We should expect more and finer grained data on individuals to lead to more actionable models at the individual level. At the current time, we have relatively sparse data on individuals in the health-care systems, for example, an average of a dozen or so “transactions” per year for pre-diabetics and even fewer for normal people. For slow progressing diseases such as diabetes, this makes discrimination harder. If models become better through more granular data gathered via devices such as mobile devices, recorders, and telemedicine, actionability can become progressively more aggressive, targeted, and personalized.*
Improved monitoring might also go a long way toward understanding and addressing other behavioral issues related to habits. People don't change habits easily. We are unable to alter personal behaviors easily due to a variety of factors ranging from time availability, money, and established routines. There is a considerable amount of attention on using technologies and incentives to alter behavior, but this remains a serious impediment to improving health-care outcomes.

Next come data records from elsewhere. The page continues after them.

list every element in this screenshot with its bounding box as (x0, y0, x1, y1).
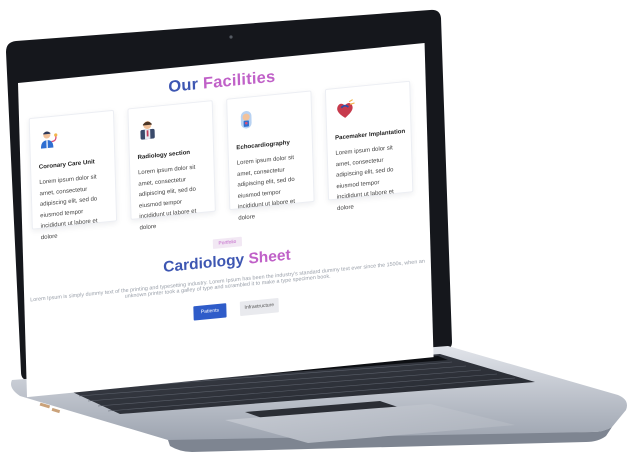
laptop-mockup: Our Facilities Coronary Care Unit Lorem … (0, 0, 630, 470)
infrastructure-button[interactable]: Infrastructure (239, 297, 279, 317)
facility-card-coronary[interactable]: Coronary Care Unit Lorem ipsum dolor sit… (28, 109, 118, 241)
doctor-avatar-icon (140, 121, 155, 140)
facility-description: Lorem ipsum dolor sit amet, consectetur … (39, 173, 98, 241)
facility-card-echo[interactable]: Echocardiography Lorem ipsum dolor sit a… (226, 90, 315, 221)
webcam-icon (229, 35, 233, 39)
heart-pacemaker-icon (337, 99, 355, 118)
port-left-2 (51, 407, 61, 414)
facility-description: Lorem ipsum dolor sit amet, consectetur … (137, 163, 197, 231)
facility-description: Lorem ipsum dolor sit amet, consectetur … (335, 144, 394, 212)
facility-title: Pacemaker Implantation (334, 127, 406, 142)
echo-machine-icon (240, 110, 252, 129)
facilities-title-part1: Our (168, 74, 199, 96)
portfolio-title-part1: Cardiology (163, 251, 245, 276)
facility-title: Radiology section (137, 149, 191, 161)
facility-description: Lorem ipsum dolor sit amet, consectetur … (236, 154, 296, 222)
patients-button[interactable]: Patients (193, 303, 227, 321)
portfolio-tag: Portfolio (212, 236, 243, 250)
facility-title: Coronary Care Unit (38, 158, 95, 171)
facility-title: Echocardiography (236, 139, 290, 152)
doctor-stethoscope-icon (40, 131, 58, 149)
portfolio-title-part2: Sheet (248, 247, 291, 268)
facility-card-radiology[interactable]: Radiology section Lorem ipsum dolor sit … (127, 100, 216, 231)
facility-card-pacemaker[interactable]: Pacemaker Implantation Lorem ipsum dolor… (324, 80, 414, 212)
screen-display: Our Facilities Coronary Care Unit Lorem … (18, 43, 434, 398)
facilities-title-part2: Facilities (202, 67, 276, 93)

The holy grail, of course, is prevention rather than cure. Better predictive systems and monitoring will get us part of the way, but the health-care system must also have incentives that lead providers to put a high value on prevention. In the old days of “high touch” care a physician knew you and your family personally, thereby injecting a social element and “caring” into the process. In contrast, industrialized health-care of today is largely “process driven” and less personal, intended to be delivered in a scalable manner. The inevitable consequence has been little incentive for the provider to be proactive and really “care” with prevention in mind instead of treatment. A major challenge facing health care is one of aligning economic incentives of health-care providers toward prevention. Steps are being taken in this direction in the Affordable Care Act, where certain payments are tied to concrete markers such as lowering readmission rates and other proxies for preventive care. Coupling such policy actions with better technologies that include personalized predictions and recommendations could go a long way toward achieving better outcomes in health care. The challenge will be to accomplish this without sacrificing privacy to the detriment of the individual.